Mario Capriotti, dal libro 42.334N,13.334E. © Mario Capriotti.

Da questo lavoro è nato un volume fotografico che è stato inserito nel Fotografia Europea Circuito OFF Correggio con il Patrocinio dell'Amministrazione Provinciale dell'Aquila e potrà essere acquistato in occasione della serata. Sfogliando le sue pagine colpisce l'assenza di tracce degli eventi catastrofici che hanno segnato l'area e le cui conseguenze in realtà non sono ancora state risolte. La Natura è ritirata alla sua normalità, non ci sono tracce dei drammi che si sono consumati sotto le tende che che occupavano quelli che oggi sono spazi aperti, paesaggi come tanti altri sul territorio italiano.


Mario Capriotti, dal libro 42.334N,13.334E. © Mario Capriotti.

La memoria dell'accaduto rimane nell'anima di chi ha vissuto quei momenti e concettualmente le fotografie di Capriotti che ha scelto eticamente di non concedere praticamente nulla al piacere dell'occhio, proprio per conservare, nel rispetto degli involontari protagonisti di quella vicenda, il ricordo di quanto accaduto.

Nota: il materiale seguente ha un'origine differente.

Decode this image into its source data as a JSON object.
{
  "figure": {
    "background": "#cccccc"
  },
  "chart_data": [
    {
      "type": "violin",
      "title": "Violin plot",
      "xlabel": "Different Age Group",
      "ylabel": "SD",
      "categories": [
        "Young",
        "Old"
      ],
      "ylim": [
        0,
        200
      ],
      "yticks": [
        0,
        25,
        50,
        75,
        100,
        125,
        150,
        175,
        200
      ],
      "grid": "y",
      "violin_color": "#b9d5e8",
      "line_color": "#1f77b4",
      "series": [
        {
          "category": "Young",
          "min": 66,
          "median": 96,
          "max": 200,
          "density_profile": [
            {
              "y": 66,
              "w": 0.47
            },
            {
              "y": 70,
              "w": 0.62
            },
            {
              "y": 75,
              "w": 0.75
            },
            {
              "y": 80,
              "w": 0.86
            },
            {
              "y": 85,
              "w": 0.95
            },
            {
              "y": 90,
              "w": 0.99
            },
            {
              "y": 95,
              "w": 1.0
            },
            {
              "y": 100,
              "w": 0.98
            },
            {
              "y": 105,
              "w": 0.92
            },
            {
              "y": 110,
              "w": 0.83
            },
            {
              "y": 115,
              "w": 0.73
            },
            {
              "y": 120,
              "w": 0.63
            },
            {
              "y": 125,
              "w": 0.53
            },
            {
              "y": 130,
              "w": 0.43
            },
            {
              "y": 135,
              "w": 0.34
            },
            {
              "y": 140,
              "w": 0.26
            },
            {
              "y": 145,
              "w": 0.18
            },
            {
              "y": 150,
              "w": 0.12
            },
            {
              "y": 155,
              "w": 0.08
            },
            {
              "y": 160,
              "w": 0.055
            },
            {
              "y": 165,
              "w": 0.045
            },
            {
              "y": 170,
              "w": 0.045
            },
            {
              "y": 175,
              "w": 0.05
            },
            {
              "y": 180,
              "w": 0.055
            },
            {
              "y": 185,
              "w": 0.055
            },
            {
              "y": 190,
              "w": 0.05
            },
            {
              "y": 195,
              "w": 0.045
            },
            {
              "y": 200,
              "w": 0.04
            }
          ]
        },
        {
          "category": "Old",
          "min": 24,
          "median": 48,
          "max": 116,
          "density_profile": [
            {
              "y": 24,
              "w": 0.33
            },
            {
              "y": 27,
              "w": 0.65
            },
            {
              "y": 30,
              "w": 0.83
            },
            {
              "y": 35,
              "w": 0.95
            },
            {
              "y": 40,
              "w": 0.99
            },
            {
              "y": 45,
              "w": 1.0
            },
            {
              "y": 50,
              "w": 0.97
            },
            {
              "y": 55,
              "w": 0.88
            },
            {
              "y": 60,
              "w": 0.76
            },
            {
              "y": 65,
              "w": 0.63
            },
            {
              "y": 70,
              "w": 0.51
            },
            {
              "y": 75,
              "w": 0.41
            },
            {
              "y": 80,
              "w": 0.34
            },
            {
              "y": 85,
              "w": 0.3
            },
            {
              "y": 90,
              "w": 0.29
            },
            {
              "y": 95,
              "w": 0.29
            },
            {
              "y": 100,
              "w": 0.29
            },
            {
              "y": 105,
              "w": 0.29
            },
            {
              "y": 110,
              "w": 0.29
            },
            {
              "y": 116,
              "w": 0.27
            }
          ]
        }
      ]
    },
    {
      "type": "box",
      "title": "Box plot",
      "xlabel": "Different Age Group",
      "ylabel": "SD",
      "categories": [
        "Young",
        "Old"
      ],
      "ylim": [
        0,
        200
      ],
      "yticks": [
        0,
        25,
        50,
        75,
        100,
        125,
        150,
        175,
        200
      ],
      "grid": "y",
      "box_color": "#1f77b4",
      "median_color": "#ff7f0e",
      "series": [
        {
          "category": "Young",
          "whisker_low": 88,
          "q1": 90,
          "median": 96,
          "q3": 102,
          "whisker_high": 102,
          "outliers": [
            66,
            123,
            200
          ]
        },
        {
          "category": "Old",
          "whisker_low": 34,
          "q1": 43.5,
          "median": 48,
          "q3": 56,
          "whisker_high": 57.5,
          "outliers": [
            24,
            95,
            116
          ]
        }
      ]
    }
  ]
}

Proprio in quell'apparente distacco dato dalla forma narrativa scelta risuona con maggior fragore il senso effimero della nostra esistenza che è nulla al cospetto alla natura e, purtroppo spesso, anche di fronte alla memoria degli uomini.


Mario Capriotti, dal libro 42.334N,13.334E. © Mario Capriotti.

In occasione della serata dedicata al lavoro fotografico di Mario Capriotti, verrà presentato anche il collettivo fotografico Polaroads di cui lo stesso Capriotti fa parte e a chiusura dell'incontro gli intervenuti potranno gustare le squisitezze preparate da Alessia Aloe di Diritto in Cucina.